Outside the meeting, Tolley told the Bay of Plenty Times the assessment of the city's situation was "very sobering".
"The level of service is way down the bottom and community facilities; this is a major city in New Zealand and yet the last major facility built was Baypark (in 2005). So an enormous effort is needed, on behalf of ratepayers, to bring that up to standard as well as being able to design around the growth that's happening.
"Tauranga will continue to grow, that's made our job terribly difficult."
When asked if she was surprised by what staff had presented in the meeting, Tolley said "yes, it's worse than I thought".
"I knew there were issues but I didn't realise how widespread they were.
"We've got to make some hard decisions. These decisions, many of them should have been made 10 years ago but we will make a start."
Wasley said not only did they have to play "catch up" with several city issues but they also needed to cater for the city's growth.
Rolleston agreed that "yes, we have to catch up" but the city also needed to think about what the community needed in the future.
Selwood said Tauranga was paying the price of past inaction.
"Too often, I think, the decisions that were made in the past has been focused on financial dollars and not enough on what's the payback, the benefit to the community.
"Unfortunately, we've had so much underinvestment, we are now in this situation. Now we are playing catch up. We all have to face up to that. I think that is an important thing for everyone to understand; It's time to draw a line in the sand and start to invest now and in the future."
In response to the commissioners' claims of underinvestment, former Tauranga mayor Greg Brownless said it was not the job of councils to put into growth infrastructure.
Brownless reigned from 2016 to 2019 and said such funding should come from developers.
"Plenty of money has been collected by rates. I think the issue is more of 'who should pay for that growth' and in my opinion existing ratepayers should not be plundered to pay for growth."

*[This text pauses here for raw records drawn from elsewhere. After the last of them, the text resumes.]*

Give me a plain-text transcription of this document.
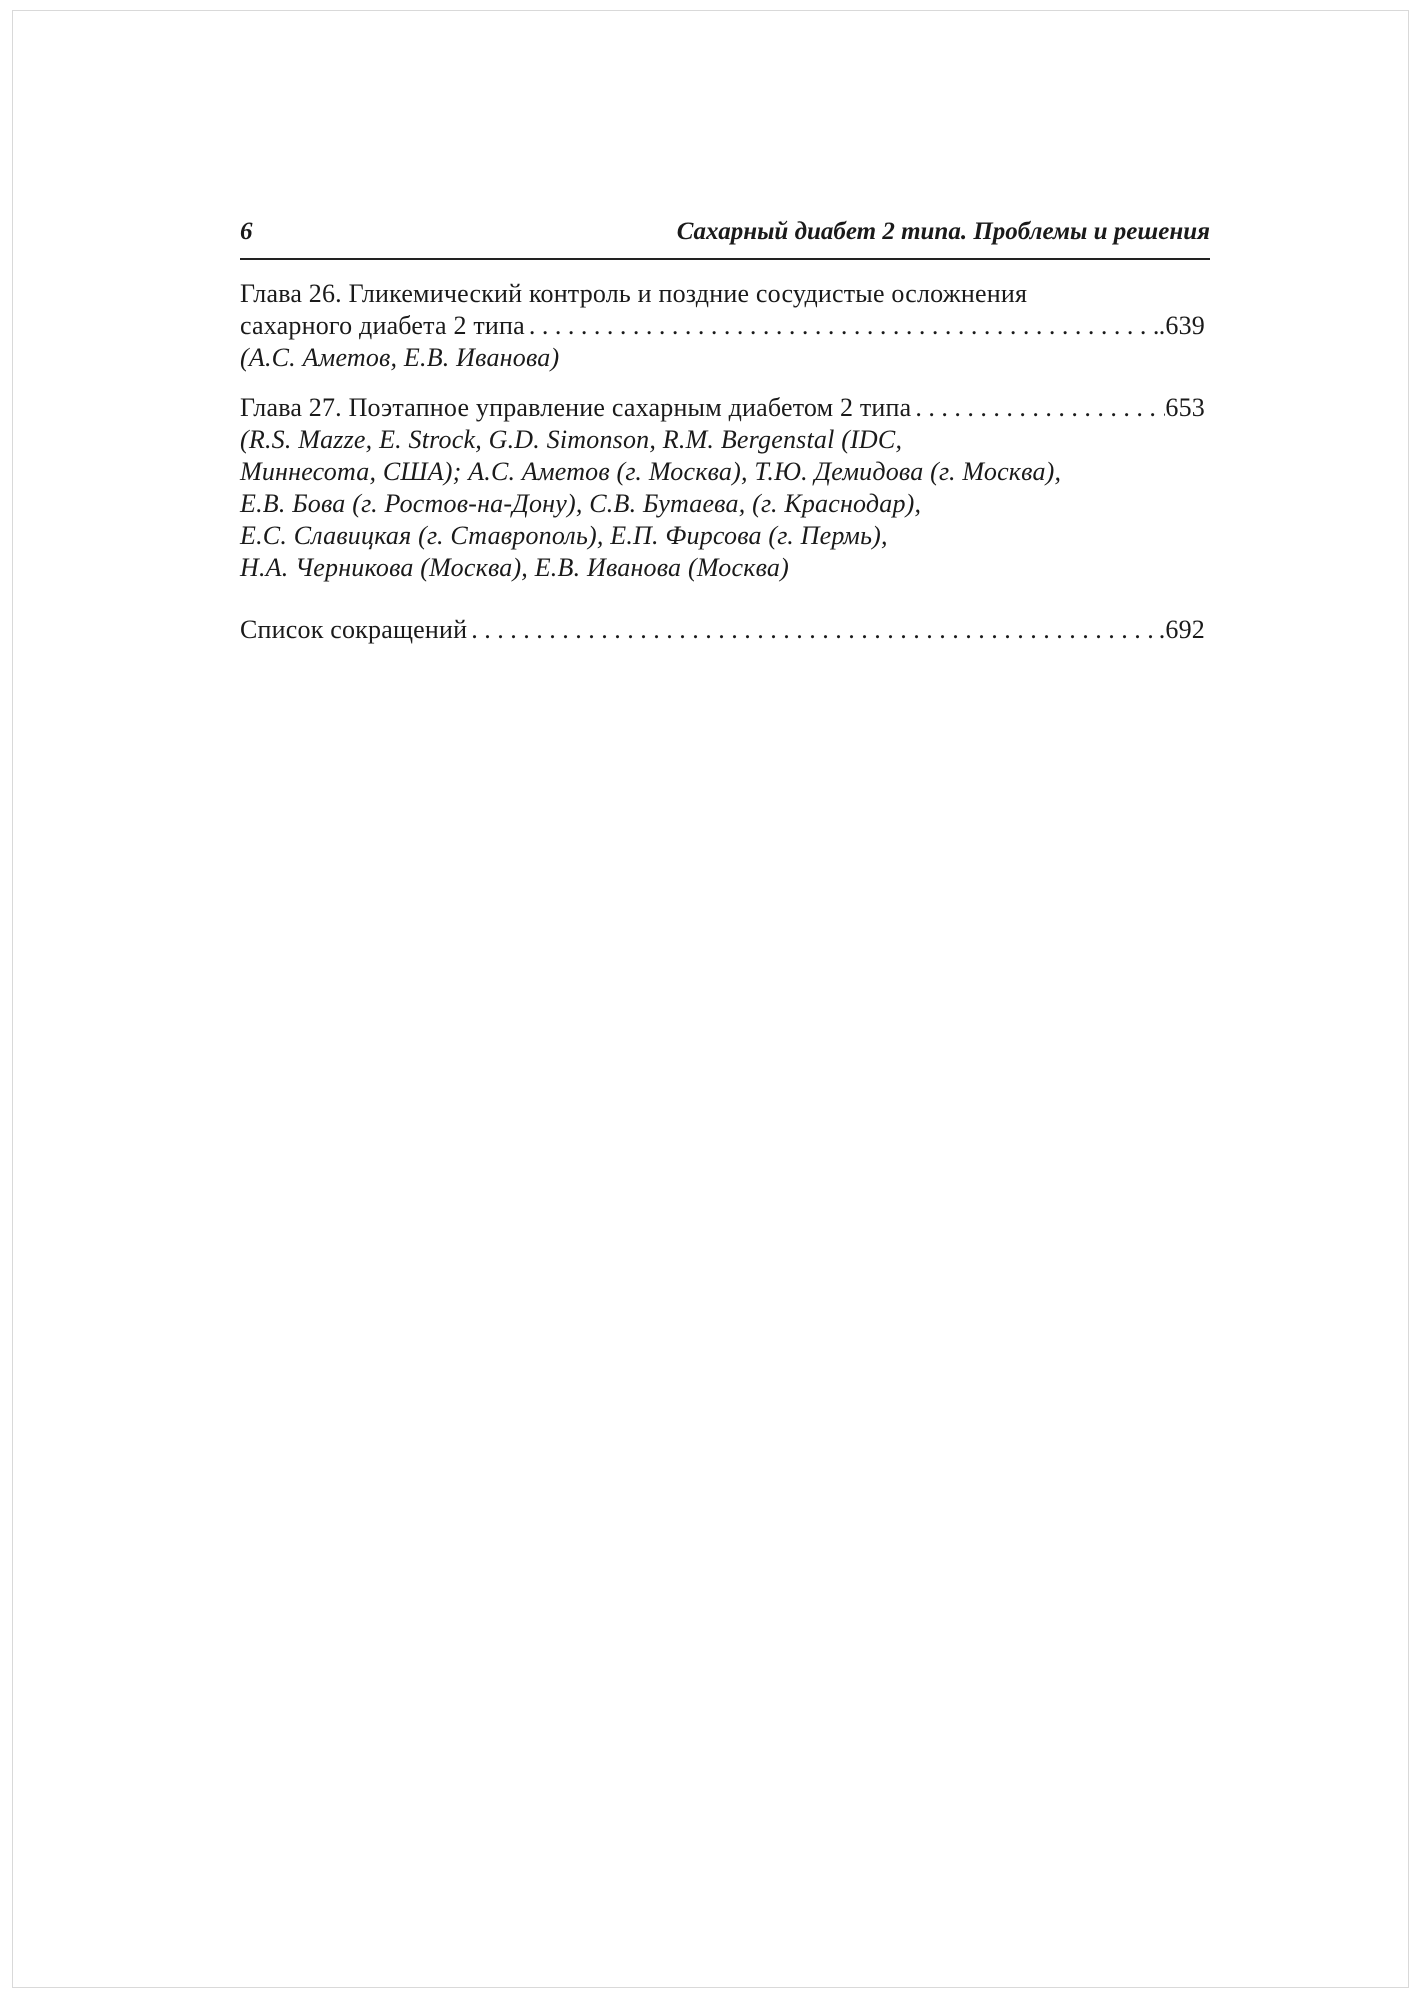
6	Сахарный диабет 2 типа. Проблемы и решения
Глава 26. Гликемический контроль и поздние сосудистые осложнения
сахарного диабета 2 типа . . .	.639
(А.С. Аметов, Е.В. Иванова)
Глава 27. Поэтапное управление сахарным диабетом 2 типа . . .	653
(R.S. Mazze, E. Strock, G.D. Simonson, R.M. Bergenstal (IDC,
Миннесота, США); А.С. Аметов (г. Москва), Т.Ю. Демидова (г. Москва),
Е.В. Бова (г. Ростов-на-Дону), С.В. Бутаева, (г. Краснодар),
Е.С. Славицкая (г. Ставрополь), Е.П. Фирсова (г. Пермь),
Н.А. Черникова (Москва), Е.В. Иванова (Москва)
Список сокращений . . .	.692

Stuart Crosby, Tauranga mayor from 2004 to 2016, said he would like the opportunity to sit down with the commissioners, in response to their comments.
"They're getting a lot of information in a short period of time, but they weren't there. They didn't know the information we got or why and how we made those decisions.
"My analysis is the decisions made up until probably four or five years ago cater for growth and that's obvious by the growth that has happened."
Speaking as president of Local Government New Zealand, Crosby said the issue of a community's capacity to pay had become a nationwide one.